I did it!
There is not even one small part of me that doesn't hurt today and, according to Andy Roberts, my physio, everything is going to hurt even more tomorrow. You know what, though? I don't actually care. The sense of achievement is huge, and I'm feeling a teensy bit smug about it all.
I did the Great North Run!
Even though I did walk most of it, and it took me the same time that it takes slow coaches to do a marathon, I did it and I have a medal to prove it.
What a great day it was, too. We arrived on the start line at just before 9am and it was absolutely freezing. The 5 live team stood around moaning about how cold it was, and how it was going to be slightly miserable if it stayed that cold. I had to wander away for a while to do a television interview with Jonathan Edwards and then met up with the three lovely ladies who were going to chaperone me around the course. Being a slow coach, and starting at the front is a slightly scary thing with all the barging and pushing that goes on but Sue, Christine and Sarah stood round me like minders and we were well on the way.

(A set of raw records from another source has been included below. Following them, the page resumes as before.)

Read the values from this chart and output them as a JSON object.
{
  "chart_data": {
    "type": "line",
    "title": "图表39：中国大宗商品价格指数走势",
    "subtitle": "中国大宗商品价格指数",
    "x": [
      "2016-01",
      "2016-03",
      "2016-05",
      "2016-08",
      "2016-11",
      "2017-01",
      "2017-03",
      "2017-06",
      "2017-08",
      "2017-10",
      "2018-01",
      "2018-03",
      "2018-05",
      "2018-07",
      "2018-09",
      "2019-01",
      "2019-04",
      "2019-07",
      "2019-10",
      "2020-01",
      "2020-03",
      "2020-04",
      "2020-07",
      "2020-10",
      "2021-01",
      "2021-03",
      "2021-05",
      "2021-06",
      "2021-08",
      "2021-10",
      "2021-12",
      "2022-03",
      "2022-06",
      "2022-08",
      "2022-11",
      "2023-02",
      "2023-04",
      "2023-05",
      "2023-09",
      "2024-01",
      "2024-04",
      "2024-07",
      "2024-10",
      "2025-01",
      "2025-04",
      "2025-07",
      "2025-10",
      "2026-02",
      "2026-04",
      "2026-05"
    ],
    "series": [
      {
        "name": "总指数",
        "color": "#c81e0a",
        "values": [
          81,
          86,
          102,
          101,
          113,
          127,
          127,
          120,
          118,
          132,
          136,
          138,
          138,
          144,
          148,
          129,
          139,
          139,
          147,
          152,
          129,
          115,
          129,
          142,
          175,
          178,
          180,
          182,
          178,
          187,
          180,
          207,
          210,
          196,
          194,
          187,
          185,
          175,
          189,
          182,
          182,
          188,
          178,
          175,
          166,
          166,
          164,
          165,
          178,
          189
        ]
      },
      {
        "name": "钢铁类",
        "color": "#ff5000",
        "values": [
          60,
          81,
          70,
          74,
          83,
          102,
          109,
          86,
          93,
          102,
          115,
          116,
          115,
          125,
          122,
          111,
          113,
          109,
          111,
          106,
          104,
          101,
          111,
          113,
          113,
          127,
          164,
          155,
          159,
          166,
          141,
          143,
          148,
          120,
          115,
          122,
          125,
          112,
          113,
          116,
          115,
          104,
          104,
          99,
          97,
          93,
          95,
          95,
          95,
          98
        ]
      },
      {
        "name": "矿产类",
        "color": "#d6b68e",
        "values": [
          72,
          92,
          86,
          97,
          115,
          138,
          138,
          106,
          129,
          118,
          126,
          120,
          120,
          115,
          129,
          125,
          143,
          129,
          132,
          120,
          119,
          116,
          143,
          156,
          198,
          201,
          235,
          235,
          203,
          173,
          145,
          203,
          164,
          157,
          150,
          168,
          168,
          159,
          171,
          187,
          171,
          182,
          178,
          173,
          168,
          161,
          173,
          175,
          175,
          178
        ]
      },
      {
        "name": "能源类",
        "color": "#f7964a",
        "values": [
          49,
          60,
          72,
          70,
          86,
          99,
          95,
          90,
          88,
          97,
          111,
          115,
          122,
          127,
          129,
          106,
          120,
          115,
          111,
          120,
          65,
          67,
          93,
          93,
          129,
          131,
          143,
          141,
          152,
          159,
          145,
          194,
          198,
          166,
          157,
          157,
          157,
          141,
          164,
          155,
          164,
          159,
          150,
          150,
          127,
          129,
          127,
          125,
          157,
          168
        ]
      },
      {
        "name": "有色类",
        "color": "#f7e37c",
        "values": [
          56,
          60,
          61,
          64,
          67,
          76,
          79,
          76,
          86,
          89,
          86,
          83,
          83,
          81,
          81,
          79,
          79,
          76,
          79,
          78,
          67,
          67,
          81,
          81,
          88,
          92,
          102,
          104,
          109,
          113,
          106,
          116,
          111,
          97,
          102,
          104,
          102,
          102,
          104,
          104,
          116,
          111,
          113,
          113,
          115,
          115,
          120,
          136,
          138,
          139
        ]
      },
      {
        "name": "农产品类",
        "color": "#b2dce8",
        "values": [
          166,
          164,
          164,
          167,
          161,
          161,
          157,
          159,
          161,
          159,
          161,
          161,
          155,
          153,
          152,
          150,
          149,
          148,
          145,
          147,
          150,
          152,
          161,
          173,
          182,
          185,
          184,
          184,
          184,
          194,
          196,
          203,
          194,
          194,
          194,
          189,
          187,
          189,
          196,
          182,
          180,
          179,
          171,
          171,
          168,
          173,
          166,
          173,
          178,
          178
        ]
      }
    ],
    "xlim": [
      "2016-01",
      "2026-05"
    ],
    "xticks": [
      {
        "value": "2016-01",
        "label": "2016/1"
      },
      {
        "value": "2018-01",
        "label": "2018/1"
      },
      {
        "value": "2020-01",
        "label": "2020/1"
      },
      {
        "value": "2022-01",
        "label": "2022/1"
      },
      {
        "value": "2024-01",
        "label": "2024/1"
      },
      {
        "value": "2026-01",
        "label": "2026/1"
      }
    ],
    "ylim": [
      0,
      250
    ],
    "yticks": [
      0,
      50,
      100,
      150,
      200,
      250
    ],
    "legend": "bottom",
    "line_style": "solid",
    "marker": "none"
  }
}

The sun came out just before the gun went, and I did manage to jog the first 500 yards or so before settling in to a fairly even pace. I could not stop smiling. The atmosphere surrounding the Great North Run is like nothing you'll ever experience. 54,000 runners being cheered on by probably just as many spectators, it was completely unbelievable.
We'd just seen the Red Arrows fly overhead when I heard a shout of "Blabers" and there, standing on the central reservation was my friend Sue's husband, Richard. I shot across the carriageway (with apologies to the lady I bumped in to) grabbed a hug from him and carried on. About 20 minutes later, having been grabbed for a hug by Sue as she ran past me, I got a text from Richard saying I was doing ok because there were still thousands of people behind me.
Most of those thousands ran past me, it has to be said, and I did nearly pull out at 8 miles when my right leg cramped up more than I ever thought possible. At 11 miles I nearly pulled out again, but some quick emotional blackmail from one of my companions and we were on our way again!
On to South Shields seafront, and I could see the 'mile to go' marker in front of me and also Kate Williams and Sue Dougan running towards me to help me make it to the finish. I'm not ashamed to say I cried my eyes out when we got there. It had been physically, mentally and emotionally exhausting. I have blisters the size of Wales, I am walking not unlike a sunburnt monkey, but I've raised nearly £2000 for Pancreatic Cancer UK and that's all that ultimately matters.